A’yue China
Hello A’kai:
I’m writing this letter to confess something. This is the first time I’ve said this after marrying you so many years ago, and it feels embarrassing to say. I don’t know where to begin, so I’ll begin with my childhood.
When I was young, I often heard the grownups around me say that marriage is a woman’s second birth, and that in this society, where worship of wealth and materialism runs rampant, if you want to be free from worry about food and clothing and have a good life, you can only do so by marrying a wealthy, capable man. From that moment on, finding a capable man who could earn money became my standard for choosing a husband.
After I grew up, to realize my desire, I carefully screened my potential other halves. But, my aunt introduced me to a potential husband, a man who didn’t have a mouth full of flowery words, who was simple and honest, and who came from a poor family—you. You came suddenly into my life, and we broke up just as suddenly. I was entranced by the idea that “Money comes first,” and only wanted to find a wealthy, capable man.

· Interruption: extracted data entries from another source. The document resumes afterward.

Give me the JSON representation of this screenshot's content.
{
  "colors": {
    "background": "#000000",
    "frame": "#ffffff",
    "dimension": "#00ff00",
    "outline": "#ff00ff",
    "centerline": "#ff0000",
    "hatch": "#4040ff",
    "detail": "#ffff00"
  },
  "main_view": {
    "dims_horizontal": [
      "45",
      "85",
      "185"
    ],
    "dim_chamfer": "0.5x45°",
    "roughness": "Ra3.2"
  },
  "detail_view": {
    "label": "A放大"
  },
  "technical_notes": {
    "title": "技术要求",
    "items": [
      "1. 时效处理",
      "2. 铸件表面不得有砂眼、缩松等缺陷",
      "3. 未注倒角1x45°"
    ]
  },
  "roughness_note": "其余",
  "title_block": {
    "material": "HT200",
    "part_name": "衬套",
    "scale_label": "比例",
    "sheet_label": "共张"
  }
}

After you, I met a man who seemed to be the ideal I wanted to fall in love with, but he thought little of me, and in the end we went our separate ways, which was very distressing for me.
That day, you and your parents came to see me and persuaded me to change my mind, and I reluctantly agreed. But did you know that I still regretted it? I saw you as having nothing, as someone who couldn’t give me the happiness I desired. I didn’t care about your feelings. I split up and reunited with you three times, all in pursuit of my own happiness. You tolerated my selfishness and waited for me, and that touched me, but I still wasn’t satisfied. This was also the moment I fell ill with a strange, painful condition that could only be controlled with medicine and for which the root cause couldn’t be treated. I was heartbroken and dejected, and I wondered why my life was so difficult. But this was also the moment you took up the burden and proposed to me. I didn’t know if you were trying to strike while the iron was hot or had another reason, but in my helpless state, I reluctantly agreed to marry you.